Leucoencefalopatia megalencefalica con cisti subcorticali

Che cos’è e come si manifesta la leucoencefalopatia megalencefalica con cisti subcorticali?

La leucoencefalopatia megalencefalica con cisti subcorticali è una malattia del cervello che si manifesta già alla nascita o entro il primo anno di vita. I segni più tipici, che danno anche il nome alla malattia, sono idrocefalo (un perimetro del cranio più grande del normale), rigonfiamenti della sostanza bianca del cervello (leucoencefalopatia), cisti (strutture acquose) subcorticali. In conseguenza di questa grave compromissione del cervello si manifestano soprattutto disturbi motori e cognitivi. Quasi tutti gli adolescenti hanno problemi motori e devono utilizzare la sedia a rotelle, hanno frequenti attacchi epilettici, difficoltà di coordinazione (atassia), parola (disartria) e deglutizione (disfagia). Lievi traumi alla testa possono causare un deterioramento della situazione; il peggioramento delle capacità cognitive avviene di solito più tardi rispetto a quelle motorie.

Essendo una malattia relativamente “nuova”, non si hanno ancora dati significativi sull’aspettativa di vita: tuttavia, molti pazienti sono deceduti in età adolescenziale.

Come si trasmette la leucoencefalopatia megalencefalica con cisti subcorticali?

La forma classica della malattia (MLC1 e MLC2A) è dovuta a difetti in due specifici geni, rispettivamente MLC1, che codifica per una proteina di membrana espressa nel cervello dalla funzione ancora ignota, e HEPACAM, che codifica per GlialCAM, proteina di membrana di adesione espressa soprattutto in astrociti e altre cellule gliali. La malattia si trasmette con modalità autosomica recessiva :questo significa che una coppia di genitori, entrambi portatori sani, hanno una possibilità su quattro di avere un figlio malato.
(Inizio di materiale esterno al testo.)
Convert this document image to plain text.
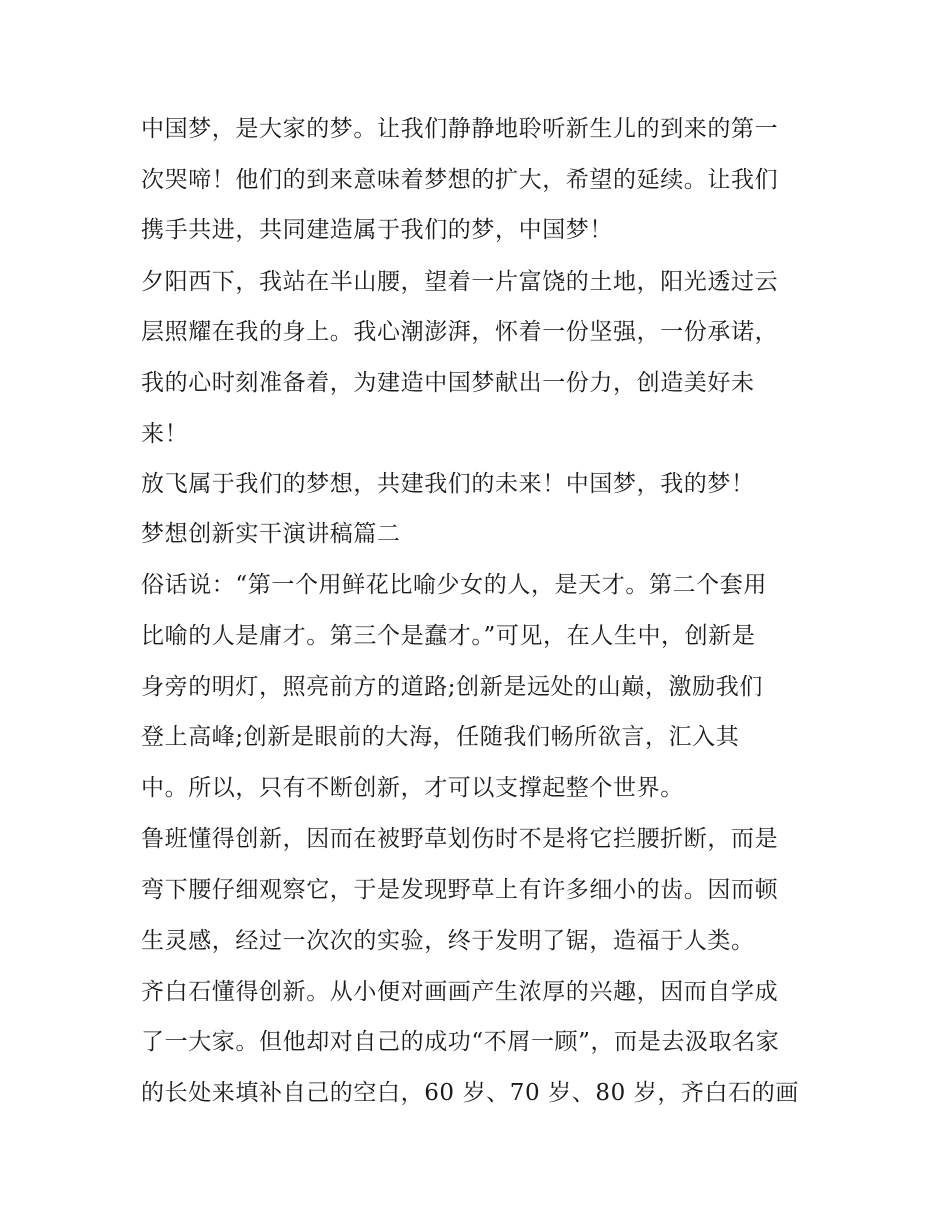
中国梦，是大家的梦。让我们静静地聆听新生儿的到来的第一
次哭啼！他们的到来意味着梦想的扩大，希望的延续。让我们
携手共进，共同建造属于我们的梦，中国梦！
夕阳西下，我站在半山腰，望着一片富饶的土地，阳光透过云
层照耀在我的身上。我心潮澎湃，怀着一份坚强，一份承诺，
我的心时刻准备着，为建造中国梦献出一份力，创造美好未
来！
放飞属于我们的梦想，共建我们的未来！中国梦，我的梦！
梦想创新实干演讲稿篇二
俗话说：“第一个用鲜花比喻少女的人，是天才。第二个套用
比喻的人是庸才。第三个是蠢才。”可见，在人生中，创新是
身旁的明灯，照亮前方的道路;创新是远处的山巅，激励我们
登上高峰;创新是眼前的大海，任随我们畅所欲言，汇入其
中。所以，只有不断创新，才可以支撑起整个世界。
鲁班懂得创新，因而在被野草划伤时不是将它拦腰折断，而是
弯下腰仔细观察它，于是发现野草上有许多细小的齿。因而顿
生灵感，经过一次次的实验，终于发明了锯，造福于人类。
齐白石懂得创新。从小便对画画产生浓厚的兴趣，因而自学成
了一大家。但他却对自己的成功“不屑一顾”，而是去汲取名家
的长处来填补自己的空白，60 岁、70 岁、80 岁，齐白石的画
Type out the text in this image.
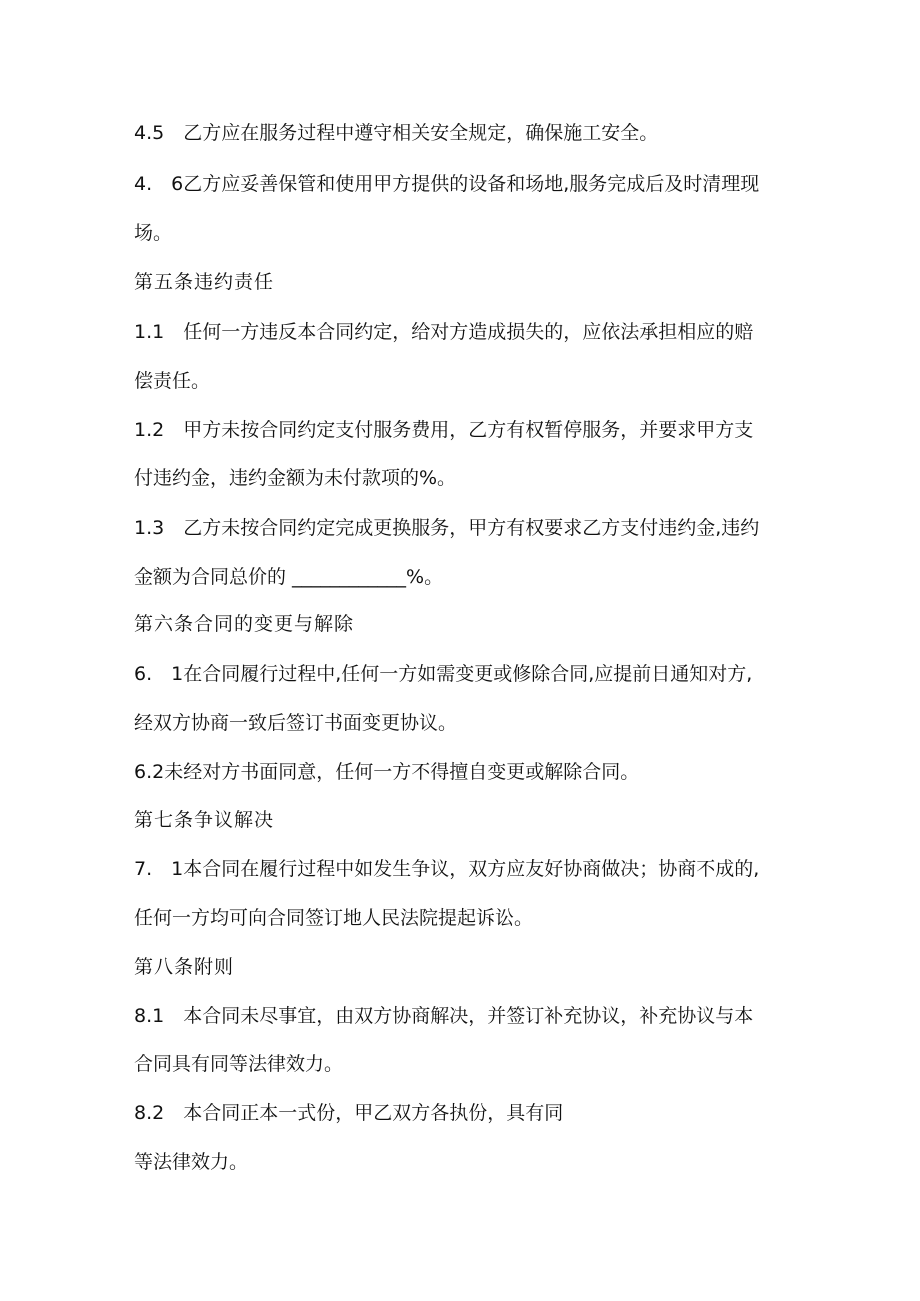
4.5　乙方应在服务过程中遵守相关安全规定，确保施工安全。
4.　6乙方应妥善保管和使用甲方提供的设备和场地,服务完成后及时清理现
场。
第五条违约责任
1.1　任何一方违反本合同约定，给对方造成损失的，应依法承担相应的赔
偿责任。
1.2　甲方未按合同约定支付服务费用，乙方有权暂停服务，并要求甲方支
付违约金，违约金额为未付款项的%。
1.3　乙方未按合同约定完成更换服务，甲方有权要求乙方支付违约金,违约
金额为合同总价的 ____________%。
第六条合同的变更与解除
6.　1在合同履行过程中,任何一方如需变更或修除合同,应提前日通知对方,
经双方协商一致后签订书面变更协议。
6.2未经对方书面同意，任何一方不得擅自变更或解除合同。
第七条争议解决
7.　1本合同在履行过程中如发生争议，双方应友好协商做决；协商不成的,
任何一方均可向合同签订地人民法院提起诉讼。
第八条附则
8.1　本合同未尽事宜，由双方协商解决，并签订补充协议，补充协议与本
合同具有同等法律效力。
8.2　本合同正本一式份，甲乙双方各执份，具有同
等法律效力。
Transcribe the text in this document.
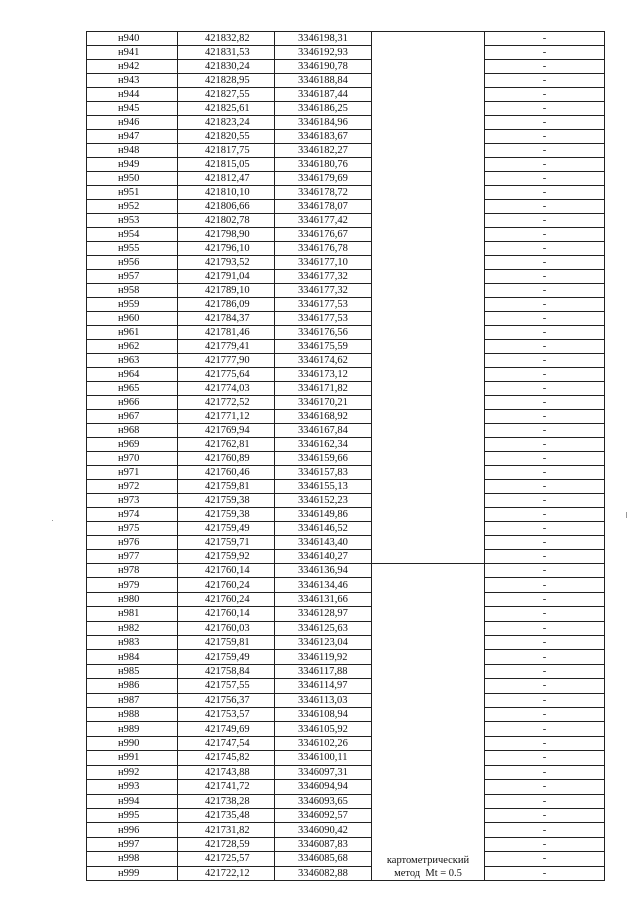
н940	421832,82	3346198,31		-
н941	421831,53	3346192,93		-
н942	421830,24	3346190,78		-
н943	421828,95	3346188,84		-
н944	421827,55	3346187,44		-
н945	421825,61	3346186,25		-
н946	421823,24	3346184,96		-
н947	421820,55	3346183,67		-
н948	421817,75	3346182,27		-
н949	421815,05	3346180,76		-
н950	421812,47	3346179,69		-
н951	421810,10	3346178,72		-
н952	421806,66	3346178,07		-
н953	421802,78	3346177,42		-
н954	421798,90	3346176,67		-
н955	421796,10	3346176,78		-
н956	421793,52	3346177,10		-
н957	421791,04	3346177,32		-
н958	421789,10	3346177,32		-
н959	421786,09	3346177,53		-
н960	421784,37	3346177,53		-
н961	421781,46	3346176,56		-
н962	421779,41	3346175,59		-
н963	421777,90	3346174,62		-
н964	421775,64	3346173,12		-
н965	421774,03	3346171,82		-
н966	421772,52	3346170,21		-
н967	421771,12	3346168,92		-
н968	421769,94	3346167,84		-
н969	421762,81	3346162,34		-
н970	421760,89	3346159,66		-
н971	421760,46	3346157,83		-
н972	421759,81	3346155,13		-
н973	421759,38	3346152,23		-
н974	421759,38	3346149,86		-
н975	421759,49	3346146,52		-
н976	421759,71	3346143,40		-
н977	421759,92	3346140,27		-
н978	421760,14	3346136,94	картометрический
метод  Mt = 0.5	-
н979	421760,24	3346134,46		-
н980	421760,24	3346131,66		-
н981	421760,14	3346128,97		-
н982	421760,03	3346125,63		-
н983	421759,81	3346123,04		-
н984	421759,49	3346119,92		-
н985	421758,84	3346117,88		-
н986	421757,55	3346114,97		-
н987	421756,37	3346113,03		-
н988	421753,57	3346108,94		-
н989	421749,69	3346105,92		-
н990	421747,54	3346102,26		-
н991	421745,82	3346100,11		-
н992	421743,88	3346097,31		-
н993	421741,72	3346094,94		-
н994	421738,28	3346093,65		-
н995	421735,48	3346092,57		-
н996	421731,82	3346090,42		-
н997	421728,59	3346087,83		-
н998	421725,57	3346085,68		-
н999	421722,12	3346082,88		-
Non è escluso inoltre che esista un terzo gene associato alla forma classica, perché non in tutte le famiglie affette sono state trovate delle mutazioni in questi due geni.
Esiste poi una forma meno grave (MLC2B, detta anche “con fenotipo migliorativo”), in cui i pazienti possono recuperare notevolmente durante lo sviluppo, associata a una mutazione eterozigote del gene HEPACAM: in questo caso la malattia si trasmette con modalità autosomica dominante, basta cioè ereditare una sola copia del gene difettoso da uno dei genitori per manifestare la malattia.

Come avviene la diagnosi della leucoencefalopatia megalencefalica con cisti subcorticali?

Il sospetto della malattia avviene in caso di idrocefalo: con una risonanza magnetica del cervello si possono eventualmente osservare i tipici cambiamenti morfologici, sulla base dei quali si può diagnosticare la in modo molto sicuro. Successivamente vengono effettuate regolarmente specifiche analisi delle capacità motorie e cognitive.

Quali sono le possibilità di cura attualmente disponibili per la leucoencefalopatia megalencefalica con cisti subcorticali?

Non esiste una terapia specifica, tuttavia i vari sintomi possono essere controllati con trattamenti adeguati: l’epilessia è con farmaci antiepilettici, le difficoltà motorie con la fisioterapia, i problemi linguistici con la logopedia, le difficoltà di apprendimento con un approccio didattico dedicato. Per evitare traumi si devono evitare gli sport di contatto e l’uso di un casco è utile in condizioni di rischio di urto.